Last month, this column was critical of the “temporary pause” issued by the Biden administration on pending decisions regarding exports of LNG to non-free trade agreement countries. The announcement stated the administrative action on LNG would cease “until the Department of Energy can update the underlying analyses for authorizations,” primarily the environmental and climate change impact from LNG exports. This action has caused a great deal of consternation from the energy industry and governments around the world that depend on U.S. LNG.

Shortly after the pause was issued, a group of seven Democratic senators, led by Ed Markey (D-Mass.), sent a letter to the Securities and Exchange Commission (SEC) that accused certified, responsibly sourced or differentiated natural gas providers of “greenwashing” and “false burnishing (of) their climate credentials.” The letter went on to ask the SEC to investigate and address false or misleading claims of natural gas certifiers, and to update their own guidance to address claims about certified gas.

The highly inflammatory and accusatory letter was a direct shot at the concept of natural gas certification, an ongoing voluntary effort by industry to reduce emissions, increase efficiency and ensure that best practices are being applied to U.S. natural gas production and transport. One certification standard alone, the MiQ standard, has already been applied to more than 20% of U.S. natural gas production, providing a substantial positive impact on the environmental performance of U.S. natural gas.

Recognition gained through gas certification verified by third-party auditors has led natural gas producers and midstream companies to voluntarily comply and often exceed compliance with regulatory requirements, including the EPA methane rule.

EQT, the largest natural gas producer in the U.S., has voluntarily committed to certify its gas to demonstrate its commitment to reducing emissions and enhancing its sustainability performance. The majority of its gas production is now certified and audited under both the MiQ standard and the Equitable Origin EO100 Standard for Responsible Energy Development. EQT certification alone accounts for 4.5% of all U.S. gas production. As part of its commitment, EQT spent $28 million to replace or retrofit 100% of its gas-powered pneumatic devices used in oil and gas production, resulting in a 70% reduction in methane emissions. Chesapeake Energy has certified 100% of its natural gas assets that support the production of about 6 bcf/d using the MiQ Standard, the Equitable Origin EO100 standard and Project Canary.
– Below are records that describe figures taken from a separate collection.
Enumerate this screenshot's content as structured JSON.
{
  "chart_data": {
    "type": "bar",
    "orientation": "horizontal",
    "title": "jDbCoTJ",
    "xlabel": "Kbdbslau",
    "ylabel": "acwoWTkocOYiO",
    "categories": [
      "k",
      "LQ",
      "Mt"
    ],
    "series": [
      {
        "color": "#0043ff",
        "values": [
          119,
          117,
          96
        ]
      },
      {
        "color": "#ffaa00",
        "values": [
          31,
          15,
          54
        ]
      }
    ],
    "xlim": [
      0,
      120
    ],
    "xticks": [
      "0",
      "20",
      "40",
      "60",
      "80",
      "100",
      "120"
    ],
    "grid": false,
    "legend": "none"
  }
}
Gas certification is clearly moving the needle in terms of reducing methane emissions and making overall production compliant with the EPA Methane Rule years ahead of the compliance deadline. If there was ever a doubt that the U.S. has the cleanest gas in the world, certification is erasing it.

Importantly, certification is making U.S. natural gas more marketable in the world. Prior to the Russian invasion of Ukraine, Europe was balking at imports of U.S. shale gas, which it deemed as dirty due to hydraulic fracturing. With Russian gas supplies largely cut off from Europe, the U.S. has been exporting LNG to Europe in record numbers. Even under the pressure of a cut-off of Russian supply, the European Union enacted a law last year that places limits on emissions from imported gas beginning 2030. However, natural gas certification brings U.S. natural gas into compliance with those EU standards, years before they are mandatory.

Perhaps the greatest opportunity for U.S. natural gas to make a difference in coal displacement and greenhouse gas (GHG) emissions reduction is in Asia. While Europe and North America are reducing their GHG emissions, countries in Asia including Pakistan, India and China are doing just the opposite. These countries are building new coal power plants and increasing global GHG emissions. China alone is currently constructing 176 gigawatts of new coal capacity, two times the coal capacity the U.S. has retired since 2005, or one coal-fired power plant per week.

U.S. oil and gas producers want to improve their emissions performance. They want to deliver a clean and reliable product to our allies in Europe. They see the opportunity that U.S. LNG can play in displacing coal and reducing GHG emissions in Asia. Certification is a process that can and does create certainty and transparency that guarantees performance and continued improvement. Our government should not attack natural gas certification.  It should embrace it.